I would offer one word of caution to these observations.  There is always a danger of demonizing the unfamiliar for its strangeness by labeling it as evil.  How, for instance, can we call the nation of North Korea evil, while sparing the nation of Syria from this same designation?  Here, I would say, the coordination of intent guides perception:  the face of the nation of North Korea appears more resolute in its violent determination than does the face of Syria.

Getting back to the Lord’s Prayer, let us consider our responsibility, individually and as a church, to hand on the teachings of Jesus, which are the antidote to evil.  We learn these teachings from the Lord’s Prayer, as also from Apostles Creed, the sacraments, and most importantly, the Canon of Scriptures that are the Word of God. Truly, everything else is beside the point, which is why we pray, “Thy will be done.”  Our will is not God’s will, unless it conforms with God’s teachings.  Jesus teaches that the Divine Will is to bring in the Kingdom, “on earth as it is in heaven.”  God’s kingdom is established in heaven and will be established on earth.
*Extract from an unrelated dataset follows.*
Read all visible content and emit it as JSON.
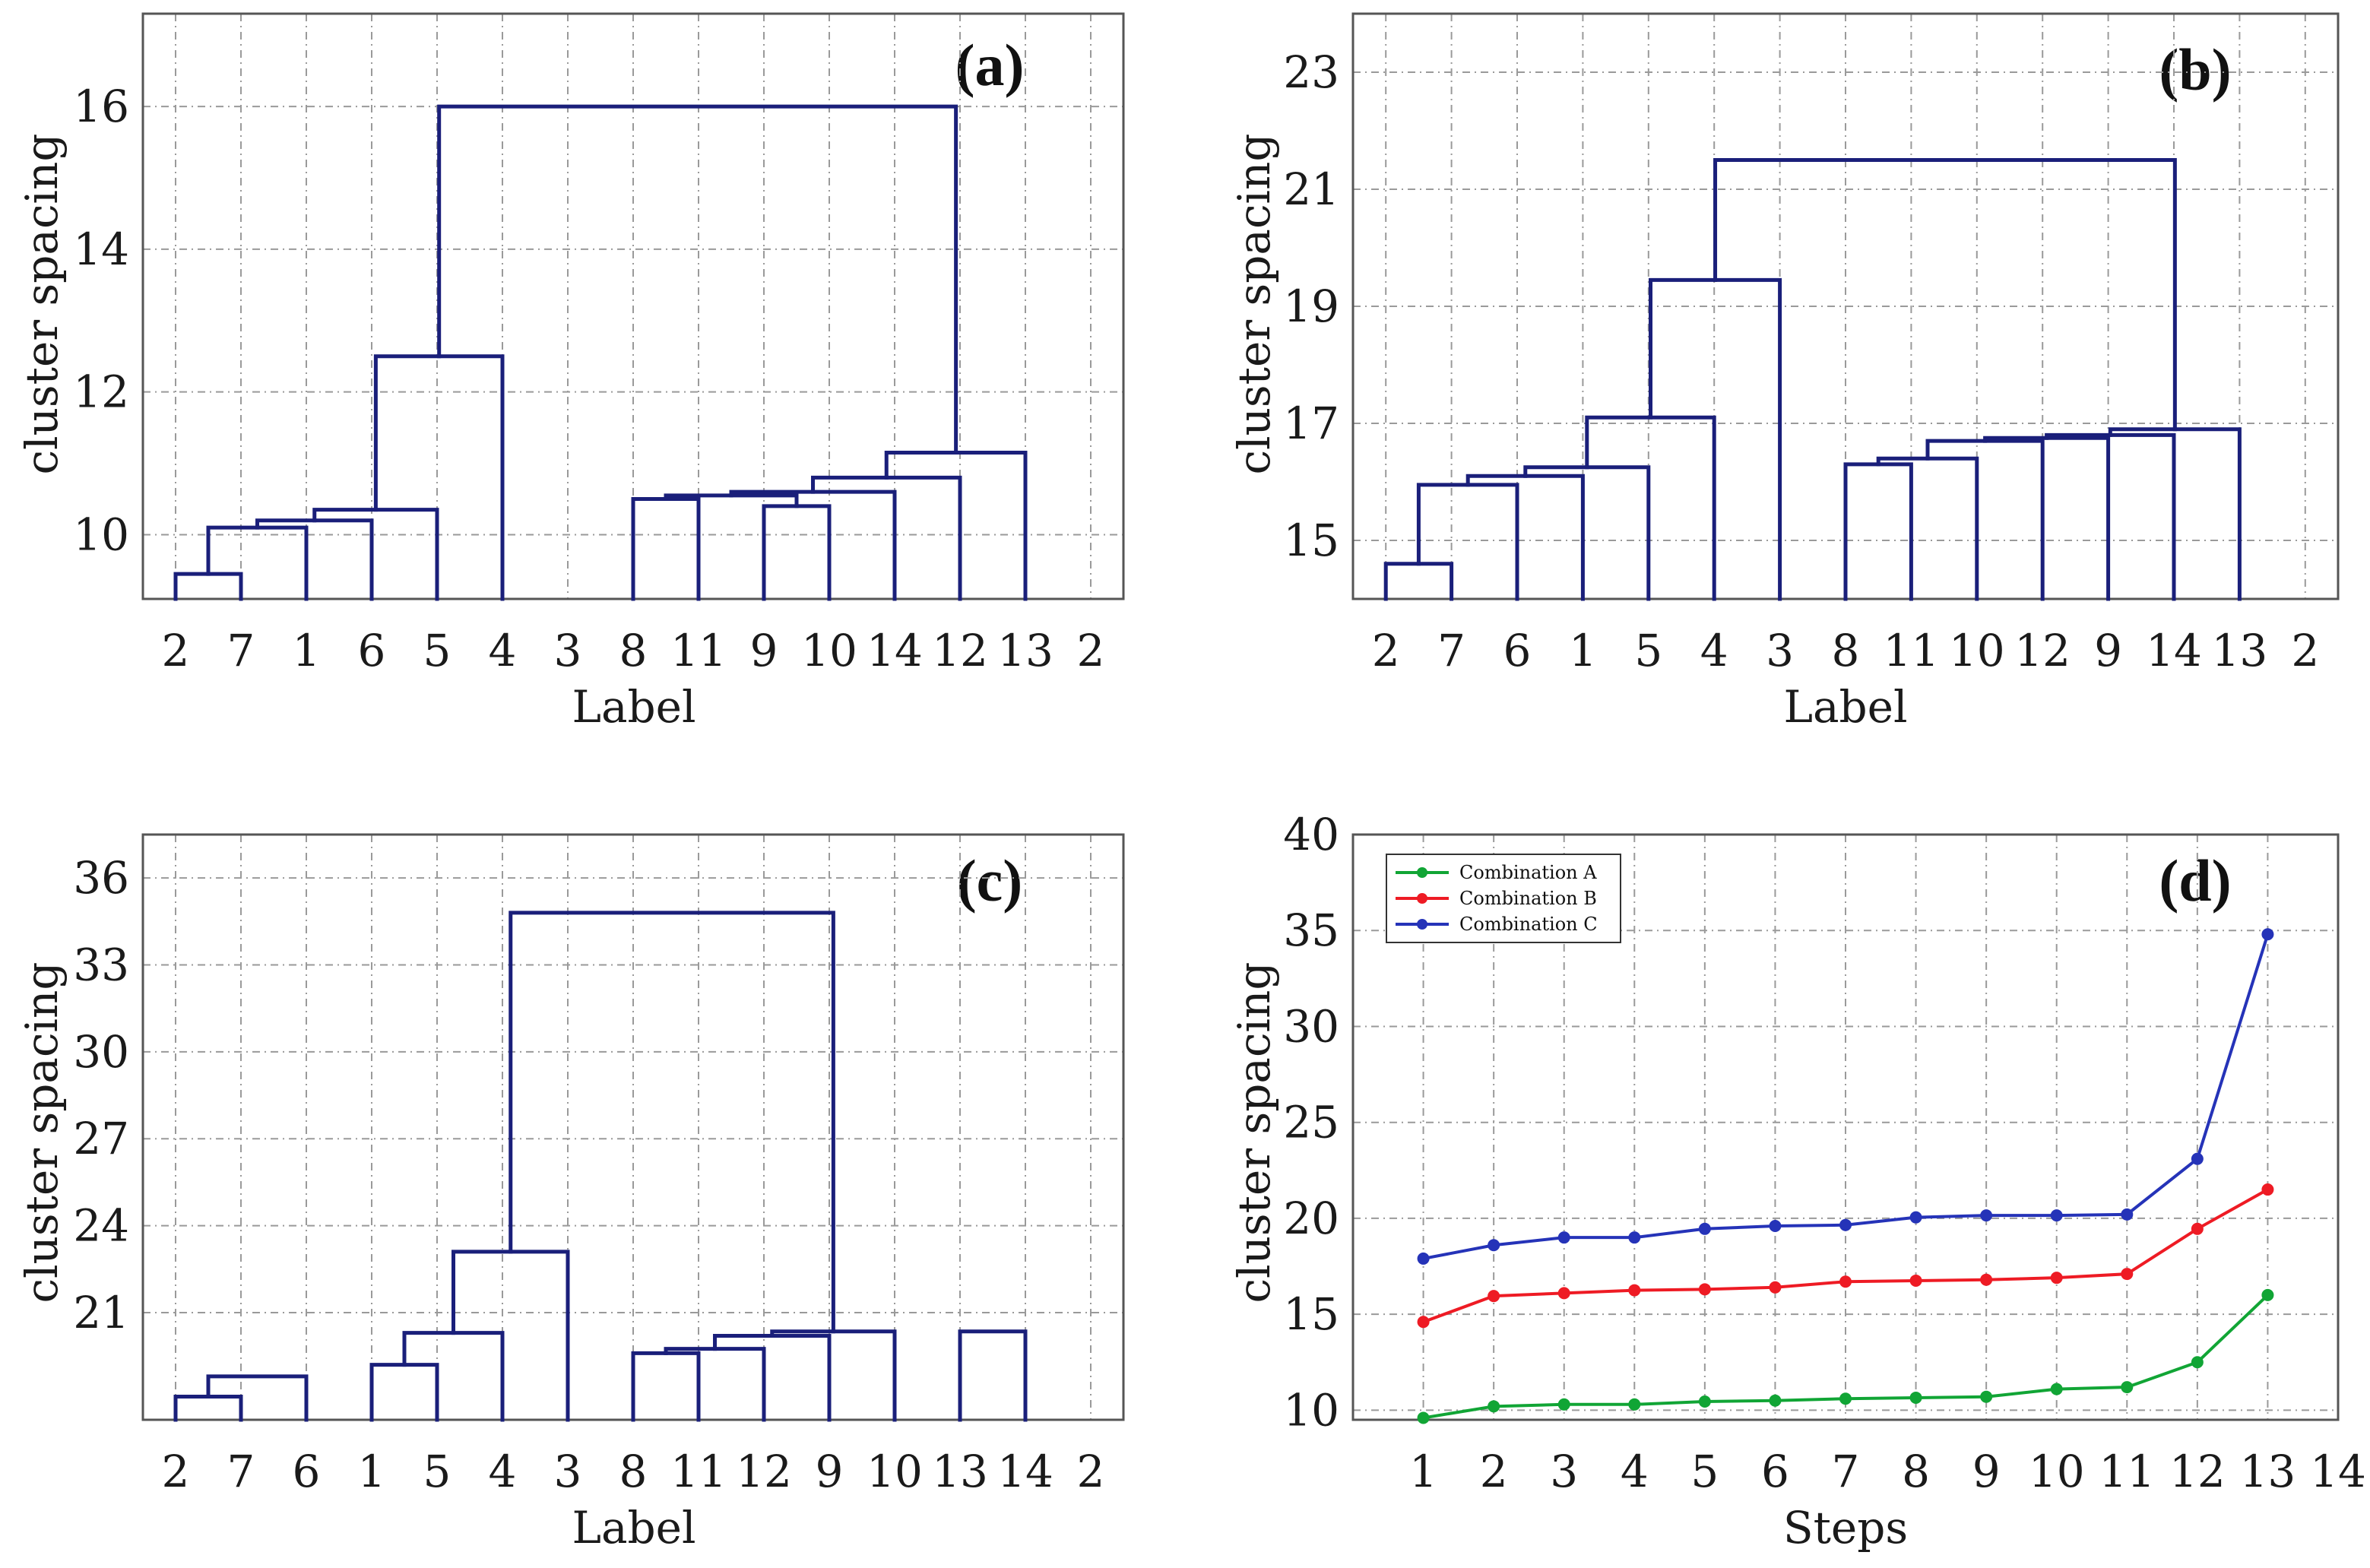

We represent the kingdom in several ways: by feeding the hungry, clothing the naked, visiting the sick, the widowed, and the prisoner, helping each other with practical concerns, such as finding employment, being merciful to everyone we encounter, exercising self-denial and frugality in spending on ourselves, so that we will have more to give to others, and being ready to receive in return all sorts of ridicule and persecution. These practices of discipleship are sanctioned by Scripture, and John Wesley identified them in his General Rules for United Societies as essential to Methodist membership.[i] We are to hold each other accountable, as a church, for working out our salvation with fear and trembling.
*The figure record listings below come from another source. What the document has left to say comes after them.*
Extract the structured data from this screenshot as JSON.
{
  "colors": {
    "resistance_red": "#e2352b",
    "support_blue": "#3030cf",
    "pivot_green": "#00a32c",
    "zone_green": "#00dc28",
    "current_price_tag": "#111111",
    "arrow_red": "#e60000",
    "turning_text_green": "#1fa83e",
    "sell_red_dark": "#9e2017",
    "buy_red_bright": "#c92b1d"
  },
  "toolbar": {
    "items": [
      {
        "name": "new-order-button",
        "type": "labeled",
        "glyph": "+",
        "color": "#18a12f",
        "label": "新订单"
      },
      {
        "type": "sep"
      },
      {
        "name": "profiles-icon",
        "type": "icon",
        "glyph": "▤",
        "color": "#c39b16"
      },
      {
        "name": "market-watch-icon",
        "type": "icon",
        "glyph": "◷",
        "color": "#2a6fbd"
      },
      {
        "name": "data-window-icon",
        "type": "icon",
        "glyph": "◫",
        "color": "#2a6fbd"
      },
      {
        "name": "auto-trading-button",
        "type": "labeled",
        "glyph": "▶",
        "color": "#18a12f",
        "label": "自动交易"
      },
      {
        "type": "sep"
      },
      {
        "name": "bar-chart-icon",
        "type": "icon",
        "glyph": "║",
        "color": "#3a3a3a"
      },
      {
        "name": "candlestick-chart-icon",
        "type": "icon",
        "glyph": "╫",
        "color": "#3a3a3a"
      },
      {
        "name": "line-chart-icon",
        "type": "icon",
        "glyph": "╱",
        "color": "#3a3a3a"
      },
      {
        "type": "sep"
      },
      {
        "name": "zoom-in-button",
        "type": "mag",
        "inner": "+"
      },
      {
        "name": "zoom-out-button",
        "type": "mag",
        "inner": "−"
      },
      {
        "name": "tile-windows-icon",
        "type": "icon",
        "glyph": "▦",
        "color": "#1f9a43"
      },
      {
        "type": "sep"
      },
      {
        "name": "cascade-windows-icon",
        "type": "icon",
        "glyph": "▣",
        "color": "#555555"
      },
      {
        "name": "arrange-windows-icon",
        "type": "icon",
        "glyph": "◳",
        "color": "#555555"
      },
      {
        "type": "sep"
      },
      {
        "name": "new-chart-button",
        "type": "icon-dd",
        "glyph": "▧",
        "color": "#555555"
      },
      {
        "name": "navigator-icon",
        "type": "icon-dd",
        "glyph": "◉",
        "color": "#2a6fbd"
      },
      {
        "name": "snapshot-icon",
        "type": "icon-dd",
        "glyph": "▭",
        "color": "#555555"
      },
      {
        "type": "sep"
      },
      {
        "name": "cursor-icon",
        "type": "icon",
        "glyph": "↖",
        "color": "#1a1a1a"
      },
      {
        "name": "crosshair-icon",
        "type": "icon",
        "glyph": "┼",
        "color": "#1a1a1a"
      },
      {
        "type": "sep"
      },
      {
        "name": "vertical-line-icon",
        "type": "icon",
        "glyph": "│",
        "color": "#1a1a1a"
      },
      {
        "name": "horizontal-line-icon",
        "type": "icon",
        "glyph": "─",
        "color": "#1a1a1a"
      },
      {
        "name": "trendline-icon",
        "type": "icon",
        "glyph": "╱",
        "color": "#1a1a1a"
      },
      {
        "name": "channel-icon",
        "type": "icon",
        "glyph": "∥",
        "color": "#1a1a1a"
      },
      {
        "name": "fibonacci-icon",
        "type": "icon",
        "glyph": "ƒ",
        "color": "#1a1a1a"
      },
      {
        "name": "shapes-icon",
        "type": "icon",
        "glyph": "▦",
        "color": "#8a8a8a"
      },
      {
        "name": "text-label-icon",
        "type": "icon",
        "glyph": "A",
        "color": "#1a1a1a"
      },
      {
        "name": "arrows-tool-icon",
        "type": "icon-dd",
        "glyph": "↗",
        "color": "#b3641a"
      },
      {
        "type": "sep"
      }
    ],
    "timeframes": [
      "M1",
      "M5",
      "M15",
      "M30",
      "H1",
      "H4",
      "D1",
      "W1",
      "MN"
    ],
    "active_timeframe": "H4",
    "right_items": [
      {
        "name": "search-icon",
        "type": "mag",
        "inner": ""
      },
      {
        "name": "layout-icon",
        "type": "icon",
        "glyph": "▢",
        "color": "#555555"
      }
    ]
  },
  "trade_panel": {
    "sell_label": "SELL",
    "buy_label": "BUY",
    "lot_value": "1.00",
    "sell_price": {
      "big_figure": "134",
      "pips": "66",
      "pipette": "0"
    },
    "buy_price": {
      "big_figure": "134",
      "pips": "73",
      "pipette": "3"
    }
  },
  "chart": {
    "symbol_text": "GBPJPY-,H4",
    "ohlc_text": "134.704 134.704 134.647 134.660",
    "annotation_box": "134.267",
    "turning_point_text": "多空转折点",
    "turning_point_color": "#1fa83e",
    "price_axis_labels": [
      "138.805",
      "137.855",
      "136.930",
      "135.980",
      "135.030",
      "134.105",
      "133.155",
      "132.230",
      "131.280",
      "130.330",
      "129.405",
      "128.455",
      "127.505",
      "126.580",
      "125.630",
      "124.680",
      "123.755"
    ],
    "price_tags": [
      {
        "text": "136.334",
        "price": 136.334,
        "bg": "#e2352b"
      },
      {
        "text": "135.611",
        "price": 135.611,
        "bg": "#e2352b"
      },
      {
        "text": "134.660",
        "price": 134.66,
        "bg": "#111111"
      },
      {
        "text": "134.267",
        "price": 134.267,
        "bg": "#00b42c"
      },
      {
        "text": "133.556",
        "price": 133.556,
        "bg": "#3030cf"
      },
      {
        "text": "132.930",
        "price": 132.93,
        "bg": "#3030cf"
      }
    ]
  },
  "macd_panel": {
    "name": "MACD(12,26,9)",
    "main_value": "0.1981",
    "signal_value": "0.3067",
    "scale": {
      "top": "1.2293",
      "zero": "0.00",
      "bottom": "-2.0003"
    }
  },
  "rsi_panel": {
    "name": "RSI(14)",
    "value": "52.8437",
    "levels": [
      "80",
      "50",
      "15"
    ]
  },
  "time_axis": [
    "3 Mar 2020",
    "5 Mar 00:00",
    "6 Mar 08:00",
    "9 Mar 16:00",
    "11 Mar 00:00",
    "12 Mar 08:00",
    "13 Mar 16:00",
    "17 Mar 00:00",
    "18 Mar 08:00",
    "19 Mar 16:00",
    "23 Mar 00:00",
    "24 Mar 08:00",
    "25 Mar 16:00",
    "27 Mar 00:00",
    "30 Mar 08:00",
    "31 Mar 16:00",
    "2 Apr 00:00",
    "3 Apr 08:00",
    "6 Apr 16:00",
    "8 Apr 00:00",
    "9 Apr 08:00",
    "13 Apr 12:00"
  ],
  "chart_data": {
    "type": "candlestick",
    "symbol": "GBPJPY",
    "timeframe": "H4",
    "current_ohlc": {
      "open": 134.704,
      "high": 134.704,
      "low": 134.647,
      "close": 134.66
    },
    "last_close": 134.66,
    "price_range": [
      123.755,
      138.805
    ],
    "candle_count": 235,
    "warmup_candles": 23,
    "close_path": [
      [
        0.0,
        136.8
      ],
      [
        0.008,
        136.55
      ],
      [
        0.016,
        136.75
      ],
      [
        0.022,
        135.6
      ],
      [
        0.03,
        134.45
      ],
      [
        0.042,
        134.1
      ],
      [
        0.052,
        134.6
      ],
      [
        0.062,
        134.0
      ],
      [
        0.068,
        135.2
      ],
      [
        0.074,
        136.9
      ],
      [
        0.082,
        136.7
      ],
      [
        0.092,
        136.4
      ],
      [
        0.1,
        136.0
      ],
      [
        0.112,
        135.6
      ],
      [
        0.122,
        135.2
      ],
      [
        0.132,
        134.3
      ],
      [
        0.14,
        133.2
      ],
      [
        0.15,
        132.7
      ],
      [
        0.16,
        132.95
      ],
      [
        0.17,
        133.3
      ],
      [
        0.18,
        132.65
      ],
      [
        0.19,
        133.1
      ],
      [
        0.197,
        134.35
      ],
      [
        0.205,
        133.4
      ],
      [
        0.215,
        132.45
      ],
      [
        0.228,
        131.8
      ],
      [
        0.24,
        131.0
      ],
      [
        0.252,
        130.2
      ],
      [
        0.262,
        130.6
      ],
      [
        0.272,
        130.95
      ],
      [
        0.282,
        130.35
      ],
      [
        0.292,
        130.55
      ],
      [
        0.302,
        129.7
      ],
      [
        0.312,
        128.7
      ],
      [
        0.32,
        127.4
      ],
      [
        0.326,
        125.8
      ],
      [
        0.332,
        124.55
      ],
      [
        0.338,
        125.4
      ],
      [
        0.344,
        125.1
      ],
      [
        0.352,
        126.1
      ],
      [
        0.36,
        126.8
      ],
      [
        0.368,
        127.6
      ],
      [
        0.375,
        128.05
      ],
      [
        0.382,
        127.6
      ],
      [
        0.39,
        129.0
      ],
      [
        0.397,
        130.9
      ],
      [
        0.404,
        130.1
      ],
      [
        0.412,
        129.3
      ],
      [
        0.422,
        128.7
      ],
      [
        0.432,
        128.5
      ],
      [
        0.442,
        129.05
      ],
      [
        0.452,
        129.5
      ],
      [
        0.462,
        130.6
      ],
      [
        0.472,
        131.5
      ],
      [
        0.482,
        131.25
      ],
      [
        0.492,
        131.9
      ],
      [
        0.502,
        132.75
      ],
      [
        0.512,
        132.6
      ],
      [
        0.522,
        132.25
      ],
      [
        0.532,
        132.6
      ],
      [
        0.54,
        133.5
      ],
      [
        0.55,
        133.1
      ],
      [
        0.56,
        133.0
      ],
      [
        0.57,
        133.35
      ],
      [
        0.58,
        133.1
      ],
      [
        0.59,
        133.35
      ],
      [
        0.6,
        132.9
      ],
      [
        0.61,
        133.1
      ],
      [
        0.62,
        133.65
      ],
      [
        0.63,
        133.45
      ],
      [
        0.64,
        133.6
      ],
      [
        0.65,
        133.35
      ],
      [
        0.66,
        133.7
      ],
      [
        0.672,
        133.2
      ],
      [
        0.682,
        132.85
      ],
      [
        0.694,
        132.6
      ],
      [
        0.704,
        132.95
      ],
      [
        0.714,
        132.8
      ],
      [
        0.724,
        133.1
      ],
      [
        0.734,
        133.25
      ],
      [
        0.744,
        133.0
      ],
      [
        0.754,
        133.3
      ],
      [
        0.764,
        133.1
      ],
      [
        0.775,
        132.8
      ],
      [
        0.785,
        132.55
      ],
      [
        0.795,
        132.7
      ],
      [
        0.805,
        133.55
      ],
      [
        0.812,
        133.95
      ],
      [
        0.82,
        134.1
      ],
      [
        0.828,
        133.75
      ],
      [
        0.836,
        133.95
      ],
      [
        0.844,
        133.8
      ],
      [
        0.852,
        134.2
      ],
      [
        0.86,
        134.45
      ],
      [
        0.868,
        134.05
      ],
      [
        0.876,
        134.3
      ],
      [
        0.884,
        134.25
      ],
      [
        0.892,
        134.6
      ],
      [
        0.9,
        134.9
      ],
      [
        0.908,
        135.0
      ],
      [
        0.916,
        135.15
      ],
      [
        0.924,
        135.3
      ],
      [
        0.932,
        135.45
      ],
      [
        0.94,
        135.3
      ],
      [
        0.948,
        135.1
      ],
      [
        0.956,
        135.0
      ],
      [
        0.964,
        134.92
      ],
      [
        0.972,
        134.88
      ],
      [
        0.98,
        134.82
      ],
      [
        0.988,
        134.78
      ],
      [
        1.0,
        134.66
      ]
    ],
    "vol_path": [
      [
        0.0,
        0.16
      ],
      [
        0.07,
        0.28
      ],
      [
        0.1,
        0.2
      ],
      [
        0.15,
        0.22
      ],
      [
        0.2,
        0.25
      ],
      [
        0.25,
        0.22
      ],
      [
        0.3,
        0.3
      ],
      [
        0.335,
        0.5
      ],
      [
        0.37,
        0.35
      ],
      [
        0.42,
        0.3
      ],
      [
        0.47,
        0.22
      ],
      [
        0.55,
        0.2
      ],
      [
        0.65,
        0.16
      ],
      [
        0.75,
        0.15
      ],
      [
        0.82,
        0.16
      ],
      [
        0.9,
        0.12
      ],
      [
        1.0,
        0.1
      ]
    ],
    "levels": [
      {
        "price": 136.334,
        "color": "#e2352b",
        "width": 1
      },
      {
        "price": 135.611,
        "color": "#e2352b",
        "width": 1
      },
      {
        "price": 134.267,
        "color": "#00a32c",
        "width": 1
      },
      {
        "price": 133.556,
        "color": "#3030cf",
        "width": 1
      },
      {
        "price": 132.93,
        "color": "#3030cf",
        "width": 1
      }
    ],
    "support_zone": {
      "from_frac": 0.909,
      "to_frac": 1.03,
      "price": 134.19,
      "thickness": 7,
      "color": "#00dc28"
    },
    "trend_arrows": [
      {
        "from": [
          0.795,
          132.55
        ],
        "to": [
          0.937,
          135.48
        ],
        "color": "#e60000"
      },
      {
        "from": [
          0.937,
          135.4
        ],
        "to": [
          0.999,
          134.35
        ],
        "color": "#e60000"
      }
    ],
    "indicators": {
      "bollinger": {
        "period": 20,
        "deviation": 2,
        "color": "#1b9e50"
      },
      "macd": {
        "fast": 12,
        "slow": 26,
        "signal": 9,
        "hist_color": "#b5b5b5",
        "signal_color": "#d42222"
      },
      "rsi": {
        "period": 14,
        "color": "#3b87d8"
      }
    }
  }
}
Today’s gospel reading, the familiar parable of the Prodigal son (in Luke 15:1-3, 11b-32), is the story of a father, the repentance of his profligate son, and of resentment spawned by mercy.  It is the story of God’s relationship with Israel, and it is our story, the story of each of us as we are added to the body of Christ and become through adoption heirs of his eternal kingdom.  Note the moving prayer we find in vs 18-19, repeated again in vs 21: “Father, I have sinned against heaven, and in your sight; I am no longer worthy to be called your son; make me as one of your hired men.” God responds to this prayer with joy over repentance, and his mercy triumphs over justice.

Let us conclude these reflections with a quote from Jeffrey Burton Russell, from his book The Prince of Darkness: Radical Evil and the Power of Good in History: “Evil is not effectively resisted with hatred and with guns. The only response to evil that has ever worked is the response of Jesus … and that is to lead a life of love. That means what it has always meant: visiting the sick, giving to the poor, helping those who need help.” We may add that in the society of our church it means also to renounce all desires for power and authority over our brothers and sisters, as we work out our salvation united in prayer, in response to the word of God preached, “and watch over one another in love” on the way to becoming ambassadors of Christ.  Amen.